Immerhin 173 Treffer erzielt man in der Datenbank SMD, wenn man am aktuellen Tag mit dem Stichwort Vincenz sucht. Natürlich sind viele Mehrfachtreffer dabei, da die Schweizer Medienlandschaft der Tageszeitungen im Wesentlichen von zwei Kopfblattsalaten bespielt wird. Aber immerhin, der Fall ist wieder präsent.

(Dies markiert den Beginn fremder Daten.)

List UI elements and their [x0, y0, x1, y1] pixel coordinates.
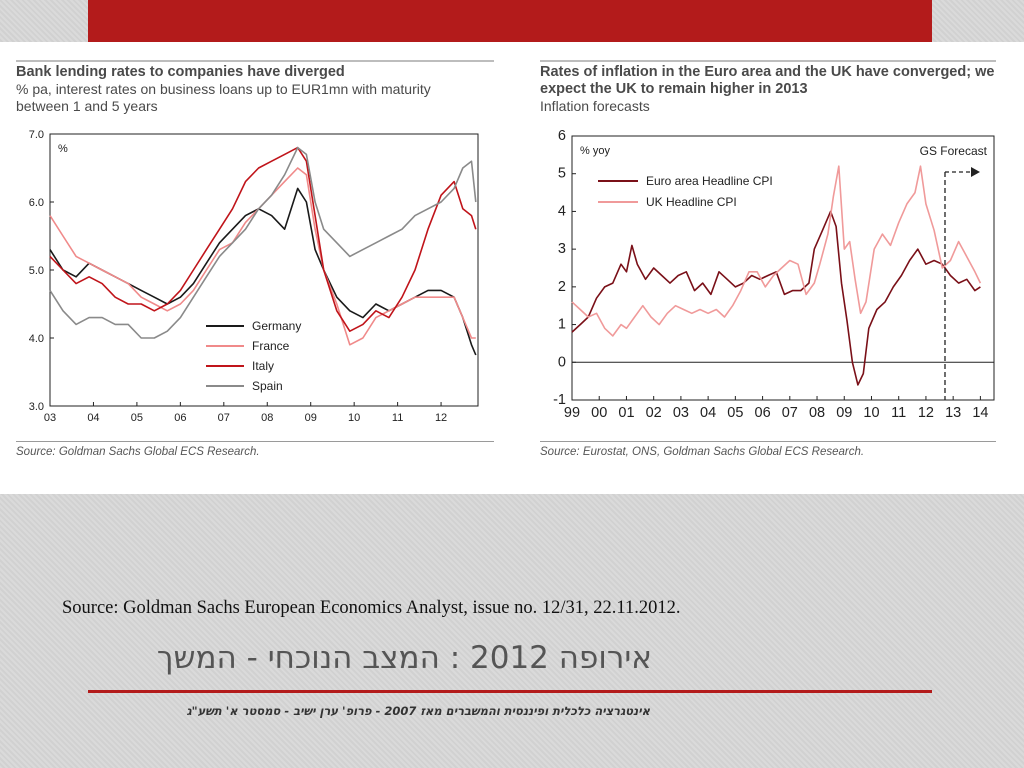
x-tick-label: 02: [646, 405, 662, 421]
chart-subtitle: Inflation forecasts: [540, 98, 650, 114]
unit-label: %: [58, 143, 68, 155]
x-tick-label: 08: [261, 412, 273, 424]
chart-bottom-rule: [16, 441, 494, 442]
legend-label: France: [252, 339, 290, 353]
y-tick-label: 6: [558, 128, 566, 144]
slide-footer: אינטגרציה כלכלית ופיננסית והמשברים מאז 2…: [186, 704, 651, 718]
chart-source: Source: Eurostat, ONS, Goldman Sachs Glo…: [540, 446, 865, 458]
chart-source: Source: Goldman Sachs Global ECS Researc…: [16, 446, 260, 458]
y-tick-label: 7.0: [29, 129, 44, 141]
legend-label: Germany: [252, 319, 301, 333]
chart-title: Bank lending rates to companies have div…: [16, 64, 345, 80]
x-tick-label: 05: [727, 405, 743, 421]
y-tick-label: 1: [558, 317, 566, 333]
y-tick-label: 5: [558, 166, 566, 182]
x-tick-label: 13: [945, 405, 961, 421]
x-tick-label: 08: [809, 405, 825, 421]
legend-label: Italy: [252, 359, 274, 373]
x-tick-label: 04: [700, 405, 716, 421]
x-tick-label: 06: [174, 412, 186, 424]
y-tick-label: 4: [558, 203, 566, 219]
legend-label: Spain: [252, 379, 283, 393]
chart-subtitle: % pa, interest rates on business loans u…: [16, 81, 431, 114]
x-tick-label: 11: [891, 405, 906, 421]
slide-source-note: Source: Goldman Sachs European Economics…: [62, 598, 681, 618]
x-tick-label: 07: [218, 412, 230, 424]
x-tick-label: 00: [591, 405, 607, 421]
x-tick-label: 11: [392, 412, 403, 424]
plot-frame: [571, 135, 995, 401]
chart-bottom-rule: [540, 441, 996, 442]
series-line-france: [49, 167, 476, 346]
x-tick-label: 03: [673, 405, 689, 421]
x-tick-label: 09: [836, 405, 852, 421]
unit-label: % yoy: [580, 145, 610, 157]
inflation-chart: Rates of inflation in the Euro area and …: [540, 60, 996, 490]
figure-panel: Bank lending rates to companies have div…: [0, 42, 1024, 494]
x-tick-label: 10: [348, 412, 360, 424]
forecast-annotation: GS Forecast: [920, 144, 988, 158]
x-tick-label: 10: [863, 405, 879, 421]
y-tick-label: 2: [558, 279, 566, 295]
lending-rates-plot: 3.0 4.0 5.0 6.0 7.0 03 04 05 06 07 08 09 10 11 12% Germ…: [29, 129, 479, 424]
chart-top-rule: [16, 60, 494, 62]
chart-title: Rates of inflation in the Euro area and …: [540, 64, 995, 97]
x-tick-label: 05: [131, 412, 143, 424]
x-tick-label: 14: [972, 405, 988, 421]
y-tick-label: 3: [558, 241, 566, 257]
x-tick-label: 99: [564, 405, 580, 421]
x-tick-label: 07: [782, 405, 798, 421]
x-tick-label: 04: [87, 412, 99, 424]
chart-top-rule: [540, 60, 996, 62]
title-underline: [88, 690, 932, 693]
series-line-uk-headline-cpi: [571, 165, 982, 337]
x-tick-label: 06: [755, 405, 771, 421]
legend-label: Euro area Headline CPI: [646, 174, 773, 188]
x-tick-label: 03: [44, 412, 56, 424]
y-tick-label: 0: [558, 354, 566, 370]
y-tick-label: 6.0: [29, 197, 44, 209]
series-line-italy: [49, 146, 477, 332]
x-tick-label: 12: [435, 412, 447, 424]
slide-title: אירופה 2012 : המצב הנוכחי - המשך: [156, 640, 652, 676]
x-tick-label: 09: [305, 412, 317, 424]
series-line-euro-area-headline-cpi: [571, 210, 981, 386]
x-tick-label: 01: [618, 405, 634, 421]
legend-label: UK Headline CPI: [646, 195, 737, 209]
y-tick-label: 5.0: [29, 265, 44, 277]
top-accent-bar: [88, 0, 932, 42]
forecast-arrow-head: [970, 167, 980, 177]
lending-rates-chart: Bank lending rates to companies have div…: [16, 60, 494, 490]
x-tick-label: 12: [918, 405, 934, 421]
series-line-spain: [49, 146, 477, 339]
y-tick-label: 4.0: [29, 333, 44, 345]
y-tick-label: -1: [553, 392, 566, 408]
y-tick-label: 3.0: [29, 401, 44, 413]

Mit solchen Schludrigkeiten und Merkwürdigkeiten ist er nicht alleine. Die geohrfeigte Staatsanwaltschaft kann’s nicht lassen und will beim Bundesgericht Beschwerde gegen diesen Entscheid einlegen. Die entspricht allerdings überhaupt nicht dem Bild, das NZZ-Müller von ihr malt:

«Bei der Staatsanwaltschaft III des Kantons Zürich arbeiten schliesslich keine Anfänger. Es handelt sich, was den Kampf gegen Wirtschaftskriminalität anbelangt, um die wohl kompetenteste und am besten ausgerüstete Strafverfolgungsbehörde der Schweiz

Vielleicht sollte man seinem Kurzeitgedächtnis auf die Sprünge helfen und ihn daran erinnern, dass diese unglaublich kompetente Strafverfolgungsbehörde schon den Prozess gegen die Verantwortlichen für das Swissair-Debakel in den Sand setzte. Er endete mit Freisprüchen für alle auf ganzer Linie.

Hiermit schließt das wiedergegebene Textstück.